When faithful informational exchange is just not worth it: Reformulation ability as a predictor of other-initiated repair
Description
Senior honors thesis / Open access
Abstract
Galantucci et al (2020) showed that when people are given instructions that they do not
understand, they do not always ask clarifying questions. Why do they keep their confusion to
themselves? Are people more likely to repair some kinds of misunderstandings than others? I
hypothesize that people avoid clarification questions when they perceive them as requiring
excessive effort; if people think that they must figure out a new way to phrase an issue in
order to gain clarification, they will more probably avoid doing so. In two analyses of data
from the HCRC Map Task Corpus, I find correlational evidence for an implication of this
hypothesis: That individuals more able and willing to reformulate utterances (i.e. those
whose utterances are less similar to any that came before) initiate clarification more
frequently than those who reformulate less frequently (for whom reformulation may be more
difficult). Finally, I propose an experiment to test the hypothesis more directly: Participants
will receive instructions from a confederate on how to move cards from a tray onto a
chessboard and then back into a tray in a setup identical to that of Galantucci et al. (2020).

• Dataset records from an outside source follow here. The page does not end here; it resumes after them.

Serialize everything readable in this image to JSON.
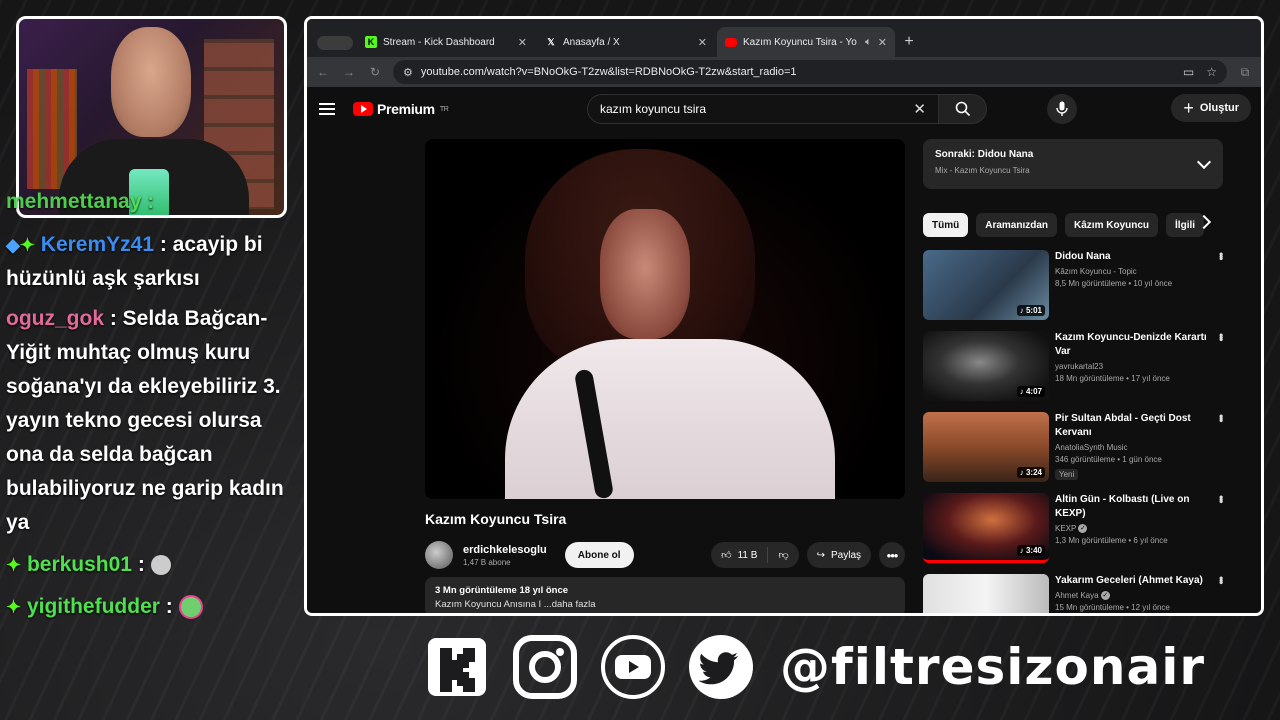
{
  "chat": {
    "partial_top": "mehmettanay :",
    "messages": [
      {
        "user": "KeremYz41",
        "text": " : acayip bi hüzünlü aşk şarkısı"
      },
      {
        "user": "oguz_gok",
        "text": " : Selda Bağcan-Yiğit muhtaç olmuş kuru soğana'yı da ekleyebiliriz 3. yayın tekno gecesi olursa ona da selda bağcan bulabiliyoruz ne garip kadın ya"
      },
      {
        "user": "berkush01",
        "text": " :"
      },
      {
        "user": "yigithefudder",
        "text": " :"
      }
    ]
  },
  "browser": {
    "tabs": [
      {
        "title": "Stream - Kick Dashboard",
        "icon": "kick-icon",
        "color": "#53fc18"
      },
      {
        "title": "Anasayfa / X",
        "icon": "x-icon",
        "color": "#ffffff"
      },
      {
        "title": "Kazım Koyuncu Tsira - Yo",
        "icon": "youtube-icon",
        "color": "#ff0000"
      }
    ],
    "url": "youtube.com/watch?v=BNoOkG-T2zw&list=RDBNoOkG-T2zw&start_radio=1"
  },
  "youtube": {
    "logo": "Premium",
    "logo_region": "TR",
    "search_value": "kazım koyuncu tsira",
    "create_label": "Oluştur",
    "video_title": "Kazım Koyuncu Tsira",
    "channel_name": "erdichkelesoglu",
    "subscribers": "1,47 B abone",
    "subscribe_label": "Abone ol",
    "likes": "11 B",
    "share_label": "Paylaş",
    "desc_stats": "3 Mn görüntüleme  18 yıl önce",
    "desc_text": "Kazım Koyuncu Anısına I ...daha fazla",
    "up_next_title": "Sonraki: Didou Nana",
    "up_next_sub": "Mix - Kazım Koyuncu Tsira",
    "chips": [
      "Tümü",
      "Aramanızdan",
      "Kâzım Koyuncu",
      "İlgili"
    ],
    "recommendations": [
      {
        "title": "Didou Nana",
        "channel": "Kâzım Koyuncu - Topic",
        "meta": "8,5 Mn görüntüleme • 10 yıl önce",
        "duration": "5:01",
        "verified": false,
        "new": ""
      },
      {
        "title": "Kazım Koyuncu-Denizde Karartı Var",
        "channel": "yavrukartal23",
        "meta": "18 Mn görüntüleme • 17 yıl önce",
        "duration": "4:07",
        "verified": false,
        "new": ""
      },
      {
        "title": "Pir Sultan Abdal - Geçti Dost Kervanı",
        "channel": "AnatoliaSynth Music",
        "meta": "346 görüntüleme • 1 gün önce",
        "duration": "3:24",
        "verified": false,
        "new": "Yeni"
      },
      {
        "title": "Altin Gün - Kolbastı (Live on KEXP)",
        "channel": "KEXP",
        "meta": "1,3 Mn görüntüleme • 6 yıl önce",
        "duration": "3:40",
        "verified": true,
        "new": ""
      },
      {
        "title": "Yakarım Geceleri (Ahmet Kaya)",
        "channel": "Ahmet Kaya",
        "meta": "15 Mn görüntüleme • 12 yıl önce",
        "duration": "",
        "verified": true,
        "new": ""
      }
    ]
  },
  "social_handle": "@filtresizonair"
}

Here, though, the instructions will use only strings of words for individual properties, without
any grammatical structure. In critical rounds, the lack of grammar will result in referential
ambiguity, forcing the participant to choose whether or not to ask a clarifying question.
Crucially, due to the lack of grammar, the question will require effortful reformulation.
Following this thesis’ main hypothesis, I predict that participants will avoid repair more often
than did those in Galantucci et al.’s study, for whom repair initiation was relatively effortless.
Permanent Link(s)
https://hdl.handle.net/20.500.12202/7148Citation
Teitelbaum, L. (2021, September). When faithful informational exchange is just not worth it: Reformulation ability as a predictor of other-initiated repair [Bachelor's honors thesis, Yeshiva University].
*This is constructed from limited available data and may be imprecise.